Odella se rió, pensando que era un buen razonamiento el que le hiciera Emily.
—Muy bien —dijo—. Madame Zosina primero. Cuando llegaron a Lincoln Field fue sencillo identificar la tienda de Madame.
Se erguía aparte y era roja, con su nombre plasmado en el exterior en letras doradas.Llamaban la atención dos grandes palmeras metidas dentro de unos cubos.
Odella adquirió los billetes y penetraron en el recinto. Había una fila de sillas a cada lado de la tienda para quienes esperaban su turno de entrar a un lugar cubierto en el interior.
Madame Zosina quedaba oculta a la vista por una brillante cortina, semejante a la tela de su vestido y del velo que le cubría el cabello.
Odella advirtió que todo estaba diseñado para excitar la imaginación y la expectativa de quienes acudían a consultar a la adivinadora.
Dos marineros aguardaban que les leyera la “suerte”. Casi al instante en que Odella y Emliy se sentaron, otro marinero salió de detrás de la brillante cortina. Se acercó a los que esperaban y cuando uno de ellos se levantó para relevarle, el primero le dijo:
—¡Es maravillosa! ¡Lo es, y te vas a sentir muy orgulloso de haberme conocido antes de que pasen muchos años!

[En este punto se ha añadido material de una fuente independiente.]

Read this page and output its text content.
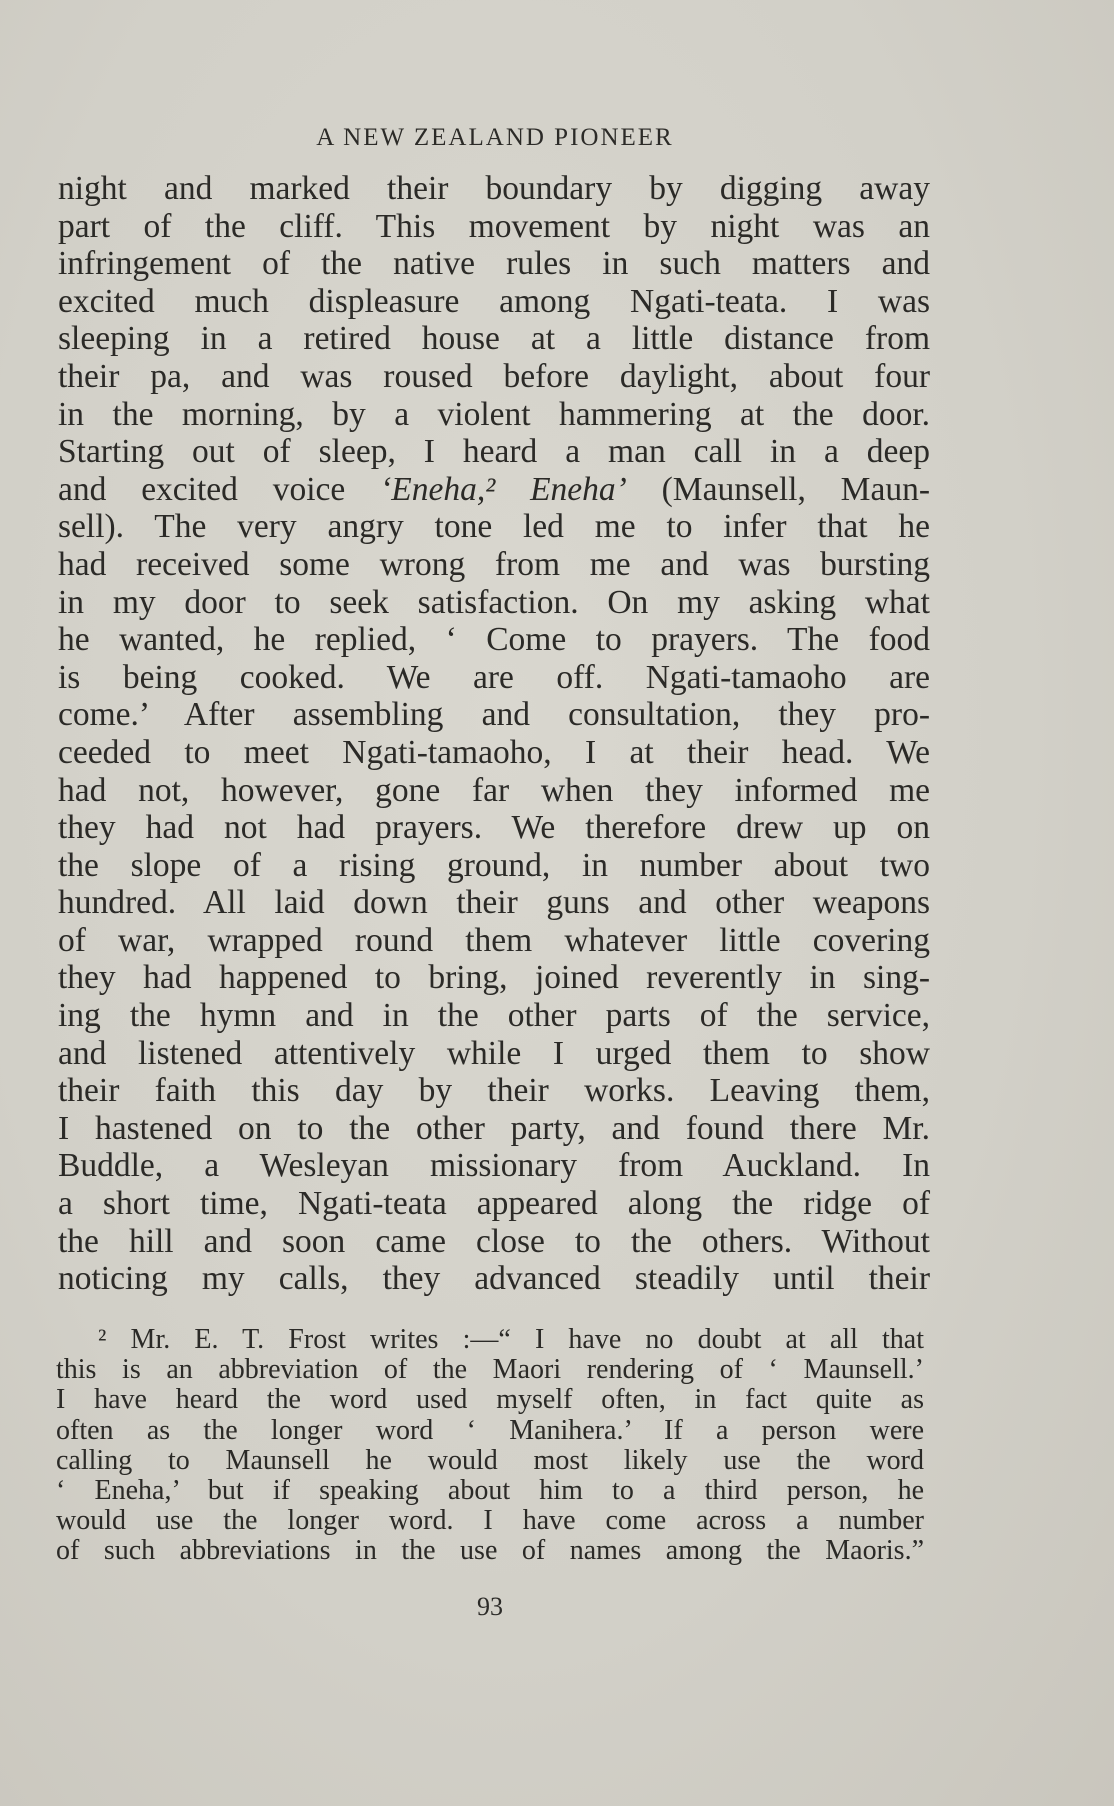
A NEW ZEALAND PIONEER
night and marked their boundary by digging away
part of the cliff. This movement by night was an
infringement of the native rules in such matters and
excited much displeasure among Ngati-teata. I was
sleeping in a retired house at a little distance from
their pa, and was roused before daylight, about four
in the morning, by a violent hammering at the door.
Starting out of sleep, I heard a man call in a deep
and excited voice ‘Eneha,² Eneha’ (Maunsell, Maun-
sell). The very angry tone led me to infer that he
had received some wrong from me and was bursting
in my door to seek satisfaction. On my asking what
he wanted, he replied, ‘ Come to prayers. The food
is being cooked. We are off. Ngati-tamaoho are
come.’ After assembling and consultation, they pro-
ceeded to meet Ngati-tamaoho, I at their head. We
had not, however, gone far when they informed me
they had not had prayers. We therefore drew up on
the slope of a rising ground, in number about two
hundred. All laid down their guns and other weapons
of war, wrapped round them whatever little covering
they had happened to bring, joined reverently in sing-
ing the hymn and in the other parts of the service,
and listened attentively while I urged them to show
their faith this day by their works. Leaving them,
I hastened on to the other party, and found there Mr.
Buddle, a Wesleyan missionary from Auckland. In
a short time, Ngati-teata appeared along the ridge of
the hill and soon came close to the others. Without
noticing my calls, they advanced steadily until their
² Mr. E. T. Frost writes :—“ I have no doubt at all that
this is an abbreviation of the Maori rendering of ‘ Maunsell.’
I have heard the word used myself often, in fact quite as
often as the longer word ‘ Manihera.’ If a person were
calling to Maunsell he would most likely use the word
‘ Eneha,’ but if speaking about him to a third person, he
would use the longer word. I have come across a number
of such abbreviations in the use of names among the Maoris.”
93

El hombre a quién hablo desapareció tras la cortina y el que quedó esperando se rió.
—Si te dijo que llegarás a ser almirante, no pienso que tengas motivo para creerlo.
—Te vas a sorprender —-respondió, como protesta, el otro, y salió de la tienda con aire alegre.
El marinero que esperaba cambió de asiento; para quedar más cerca de la cortina. Para evitar que alguien que llegara les arrebatara su turro, Odella y Emily ocuparon los que estaban junto a él. Apenas lo habían hecho, cuando entraron tres jovencitas y tomaron asiento en las sillas de enfrente.